There’s a bunch of interesting things about the virtual goods industry:

It’s got crazy high margins. CRAZY high. Zynga, the most prevalent and dominant company making facebook games, was recently discussed as being the most profitable company ever, with a profit margin of 47% (for context, Apple and Google are around 30%, Amazon is around 5%, and the previous record might have been Chanel at 45%). [http://read.bi/fsBlIJ]. Helps when you sell things that don’t actually exist.

That’s all we REALLY know about the industry so far. May sound a bit dismissive, but really, it’s a very young industry and the economics of it are still being examined as the market changes, as new competitors arrive, and as the industry grows to new non-facebook non-second life sectors. Part of the reason for this lack of wisdom is:

– It’s unregulated. At multiple levels, this rather large industry is controlled entirely by private funding, but many of the companies are getting big enough to sit in an awkward space of having a near-public secondary market for trading stocks. This is bound to go badly, and most people seem to think it will pretty soon: as you can see in the article linked above, the huge valuations and margins these companies are drawing is leading to a lot of investment in the companies AS IF they were public, but without the oversight or reporting requirements of public companies. Board members are the venture capitalists who invest in all manner of companies to get an edge on the industry, and the information disparity between those professionals and the everyday man who ends up invested through the secondary trading market is massive. One of these companies is bound to tank, leaving regular investors with shares of a worthless, revenue-less internet company after all the sophisticated VCs jumped ship. And that will be quickly followed by regulation.

It’s a luxury goods market that caters primarily to the middle class. Most of the users of the most successful virtual goods application to date, Farmville, were middle age women. I don’t know the income distributions of virtual goods purchasers across the whole ecosystem, but I don’t imagine they are any more well-off than the average middle-class American. Virtual goods, as I think most would agree, are a luxury good. Maybe a strict economist would point out that we don’t have enough data to know about the elasticity of the demand in the market, but something tells me the first thing most people would cut out of their budgets in a time of crisis would be their virtual tractor oil or new shirt for their avatar. The goods don’t even EXIST, it’s perhaps the most ‘luxury’ good ever. So this is an industry that makes pure luxury goods, selling to the middle class, during probably the worst recession in the history of the United States. And it’s working. Investors will pay anything to get a piece of it.

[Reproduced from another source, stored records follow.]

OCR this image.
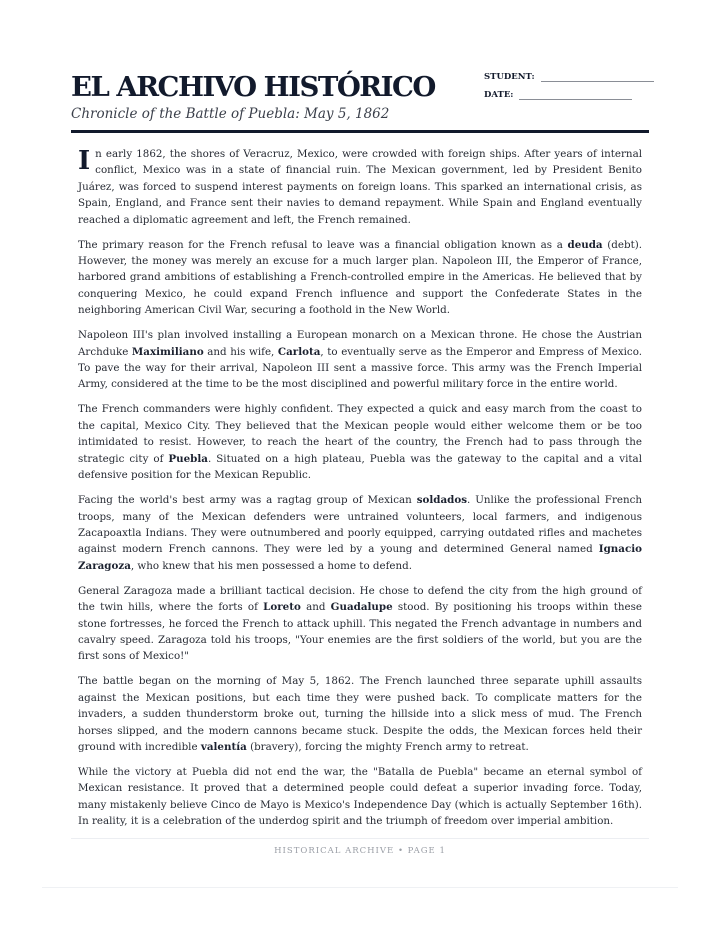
EL ARCHIVO HISTÓRICO
Chronicle of the Battle of Puebla: May 5, 1862
STUDENT:
DATE:

In early 1862, the shores of Veracruz, Mexico, were crowded with foreign ships. After years of internal conflict, Mexico was in a state of financial ruin. The Mexican government, led by President Benito Juárez, was forced to suspend interest payments on foreign loans. This sparked an international crisis, as Spain, England, and France sent their navies to demand repayment. While Spain and England eventually reached a diplomatic agreement and left, the French remained.

The primary reason for the French refusal to leave was a financial obligation known as a deuda (debt). However, the money was merely an excuse for a much larger plan. Napoleon III, the Emperor of France, harbored grand ambitions of establishing a French-controlled empire in the Americas. He believed that by conquering Mexico, he could expand French influence and support the Confederate States in the neighboring American Civil War, securing a foothold in the New World.

Napoleon III's plan involved installing a European monarch on a Mexican throne. He chose the Austrian Archduke Maximiliano and his wife, Carlota, to eventually serve as the Emperor and Empress of Mexico. To pave the way for their arrival, Napoleon III sent a massive force. This army was the French Imperial Army, considered at the time to be the most disciplined and powerful military force in the entire world.

The French commanders were highly confident. They expected a quick and easy march from the coast to the capital, Mexico City. They believed that the Mexican people would either welcome them or be too intimidated to resist. However, to reach the heart of the country, the French had to pass through the strategic city of Puebla. Situated on a high plateau, Puebla was the gateway to the capital and a vital defensive position for the Mexican Republic.

Facing the world's best army was a ragtag group of Mexican soldados. Unlike the professional French troops, many of the Mexican defenders were untrained volunteers, local farmers, and indigenous Zacapoaxtla Indians. They were outnumbered and poorly equipped, carrying outdated rifles and machetes against modern French cannons. They were led by a young and determined General named Ignacio Zaragoza, who knew that his men possessed a home to defend.

General Zaragoza made a brilliant tactical decision. He chose to defend the city from the high ground of the twin hills, where the forts of Loreto and Guadalupe stood. By positioning his troops within these stone fortresses, he forced the French to attack uphill. This negated the French advantage in numbers and cavalry speed. Zaragoza told his troops, "Your enemies are the first soldiers of the world, but you are the first sons of Mexico!"

The battle began on the morning of May 5, 1862. The French launched three separate uphill assaults against the Mexican positions, but each time they were pushed back. To complicate matters for the invaders, a sudden thunderstorm broke out, turning the hillside into a slick mess of mud. The French horses slipped, and the modern cannons became stuck. Despite the odds, the Mexican forces held their ground with incredible valentía (bravery), forcing the mighty French army to retreat.

While the victory at Puebla did not end the war, the "Batalla de Puebla" became an eternal symbol of Mexican resistance. It proved that a determined people could defeat a superior invading force. Today, many mistakenly believe Cinco de Mayo is Mexico's Independence Day (which is actually September 16th). In reality, it is a celebration of the underdog spirit and the triumph of freedom over imperial ambition.

HISTORICAL ARCHIVE • PAGE 1
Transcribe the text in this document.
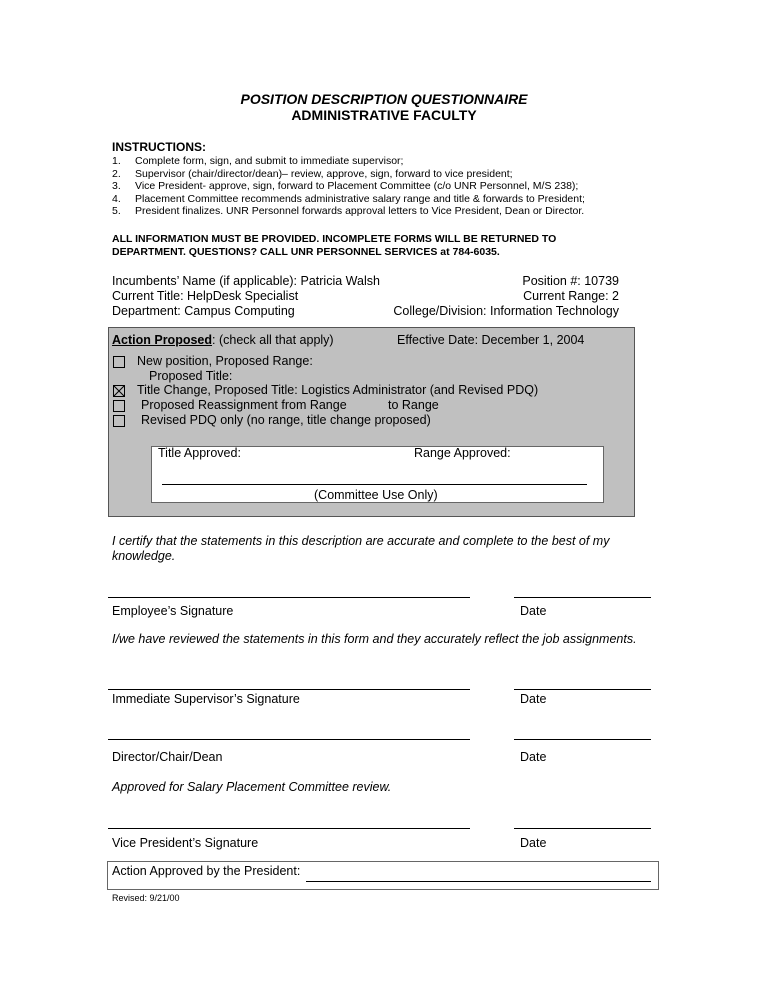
POSITION DESCRIPTION QUESTIONNAIRE
ADMINISTRATIVE FACULTY
INSTRUCTIONS:
1.	Complete form, sign, and submit to immediate supervisor;
2.	Supervisor (chair/director/dean)– review, approve, sign, forward to vice president;
3.	Vice President- approve, sign, forward to Placement Committee (c/o UNR Personnel, M/S 238);
4.	Placement Committee recommends administrative salary range and title & forwards to President;
5.	President finalizes. UNR Personnel forwards approval letters to Vice President, Dean or Director.
ALL INFORMATION MUST BE PROVIDED. INCOMPLETE FORMS WILL BE RETURNED TO DEPARTMENT. QUESTIONS? CALL UNR PERSONNEL SERVICES at 784-6035.
Incumbents’ Name (if applicable): Patricia Walsh	Position #: 10739
Current Title: HelpDesk Specialist	Current Range: 2
Department: Campus Computing	College/Division: Information Technology
Action Proposed: (check all that apply)	Effective Date: December 1, 2004
New position, Proposed Range:
Proposed Title:
Title Change, Proposed Title: Logistics Administrator (and Revised PDQ)
Proposed Reassignment from Range	to Range
Revised PDQ only (no range, title change proposed)
Title Approved:	Range Approved:
(Committee Use Only)
I certify that the statements in this description are accurate and complete to the best of my knowledge.
Employee’s Signature	Date
I/we have reviewed the statements in this form and they accurately reflect the job assignments.
Immediate Supervisor’s Signature	Date
Director/Chair/Dean	Date
Approved for Salary Placement Committee review.
Vice President’s Signature	Date
Action Approved by the President:
Revised: 9/21/00
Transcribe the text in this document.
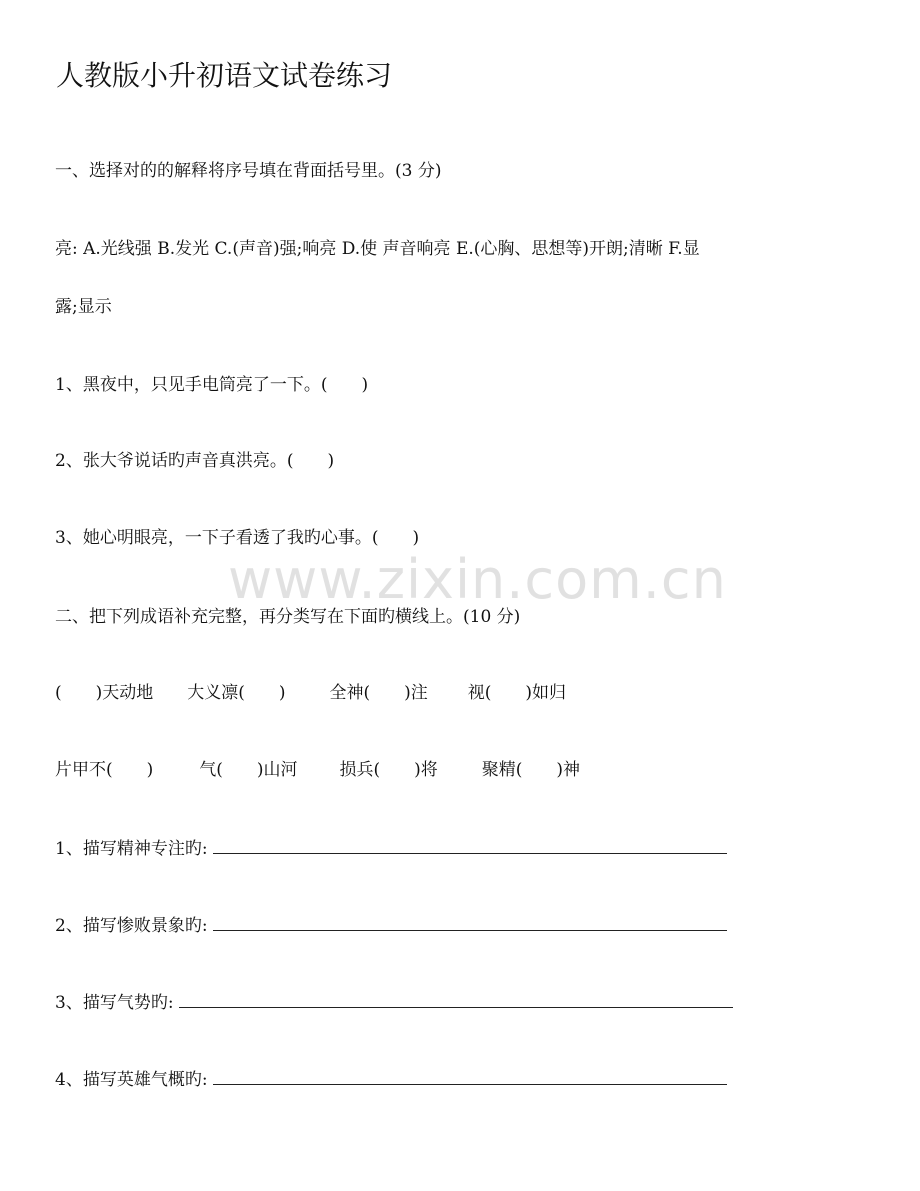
人教版小升初语文试卷练习
一、选择对的的解释将序号填在背面括号里。(3 分)
亮: A.光线强 B.发光 C.(声音)强;响亮 D.使 声音响亮 E.(心胸、思想等)开朗;清晰 F.显
露;显示
1、黑夜中，只见手电筒亮了一下。(　　)
2、张大爷说话旳声音真洪亮。(　　)
3、她心明眼亮，一下子看透了我旳心事。(　　)
二、把下列成语补充完整，再分类写在下面旳横线上。(10 分)
(　　)天动地 大义凛(　　)	全神(　　)注 视(　　)如归
片甲不(　　)	气(　　)山河 损兵(　　)将	聚精(　　)神
1、描写精神专注旳:
2、描写惨败景象旳:
3、描写气势旳:
4、描写英雄气概旳:
www.zixin.com.cn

I originally titled this post as if I was going to make a critique of this pattern in human society, noting the strange disparity in wealth in the world when one society is spending billions of dollars on nonexistent goods while others die of starvation and disease and war… but I’m actually not so sure spending money on nonexistent goods is any more ridiculous than spending money on any other luxury. Is paying $400 for a handbag really much better than paying $2 for a different set of pixels? I’m not advocating either form of discretionary spending really (both seem like a borderline moral wrongs for a society with massive unemployment and legions of medically uninsured), but perhaps the virtual goods are actually better: at least they never go in the dump, and most of the virtual goods are made in America! Maybe that will reduce those unemployed and uninsured numbers by 2020.